Babacan’ın dönüşü ikiye böldü

Konuştukça daha da küçülüyorsunuz...

Babacan’ın dönüşü ikiye böldü




Ahmet Müfit yazdı

Ali Babacan’ın, geçen günlerde Fatih Altaylı’nın programında yapmış olduğu açıklamalar sonrasında Davutoğlu cephesinden, parti kuruluşuna ilişkin açıklamalar gelmekte gecikmediyse de Babacanın açıklamaları kadar yankı uyandırmadı. “Niye öyle oldu” sorusunun yanıtını bir başka yazıya bırakıp, bu yazıda Babacan’ın açıklamalarına verilen tepkileri tartışacağım. Babacan’ın açıklamaları sonrası gelen tepkilere baktığımda, kişisel olarak gördüğüm en önemli husus, kamuoyunun Babacan’ın dönüşünü olumlu bulanlar ve olumsuz değerlendirenler olarak ikiye bölünmüş olması.

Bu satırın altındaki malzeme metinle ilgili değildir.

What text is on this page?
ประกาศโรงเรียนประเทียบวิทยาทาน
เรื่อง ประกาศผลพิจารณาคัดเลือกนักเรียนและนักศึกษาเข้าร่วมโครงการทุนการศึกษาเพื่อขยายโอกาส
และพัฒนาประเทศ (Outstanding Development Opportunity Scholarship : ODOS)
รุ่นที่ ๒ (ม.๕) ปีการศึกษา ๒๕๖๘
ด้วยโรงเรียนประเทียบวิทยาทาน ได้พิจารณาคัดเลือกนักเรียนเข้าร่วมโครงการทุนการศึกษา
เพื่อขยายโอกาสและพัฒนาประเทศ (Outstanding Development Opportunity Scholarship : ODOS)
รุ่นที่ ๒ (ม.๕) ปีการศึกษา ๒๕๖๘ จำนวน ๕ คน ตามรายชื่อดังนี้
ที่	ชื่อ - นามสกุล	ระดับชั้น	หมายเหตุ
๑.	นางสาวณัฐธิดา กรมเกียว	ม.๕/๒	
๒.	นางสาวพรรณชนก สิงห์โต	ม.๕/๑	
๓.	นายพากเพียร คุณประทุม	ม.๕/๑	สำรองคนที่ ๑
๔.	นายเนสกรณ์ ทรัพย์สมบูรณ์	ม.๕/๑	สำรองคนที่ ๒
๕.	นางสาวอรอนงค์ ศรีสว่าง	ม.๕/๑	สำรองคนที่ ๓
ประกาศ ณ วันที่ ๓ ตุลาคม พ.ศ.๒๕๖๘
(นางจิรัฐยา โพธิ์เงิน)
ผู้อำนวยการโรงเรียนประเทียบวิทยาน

“KONUŞTUKÇA DAHA DA KÜÇÜLÜYORSUNUZ”

Babacan’ın konuşmasını olumsuz değerlendirenlerin başında, halen AKP’nin yönetimini oluşturan ve destekleyenler geliyor. Twitter hesabından, "O makamların adamı değildiniz... Şimdi Reis’in size sağladığı o makamlar üzerinden tafra yapıyorsunuz. Küçüktünüz... Konuştukça daha da küçülüyorsunuz... İhanetinizde boğulacaksınız..." şeklinde paylaşımda bulunan ancak “madem o makamların adamları değildiler, niçin o makamlarda bu denli uzun görev yapmalarına müsaade edildi” sorusunu yanıtlamayan, eski milletvekili-gazeteci Mehmet Metiner bunlardan biri. Partisinin İstanbul’da düzenlediği bir toplantıda konuşan Cumhurbaşkanı Erdoğan’ın, Şehir Üniversitesi’ni gerekçe yaparak ve oldukça ağır sözlerle, geçmişte birlikte yol aldığı arkadaşlarını hedef almış olması, Metiner’in tepkisinin kişisel olmadığını, aynı tabana yönelik yeni parti arayışları bağlamında sürecin dikkatle izlenmesi gerektiğini ortaya koydu.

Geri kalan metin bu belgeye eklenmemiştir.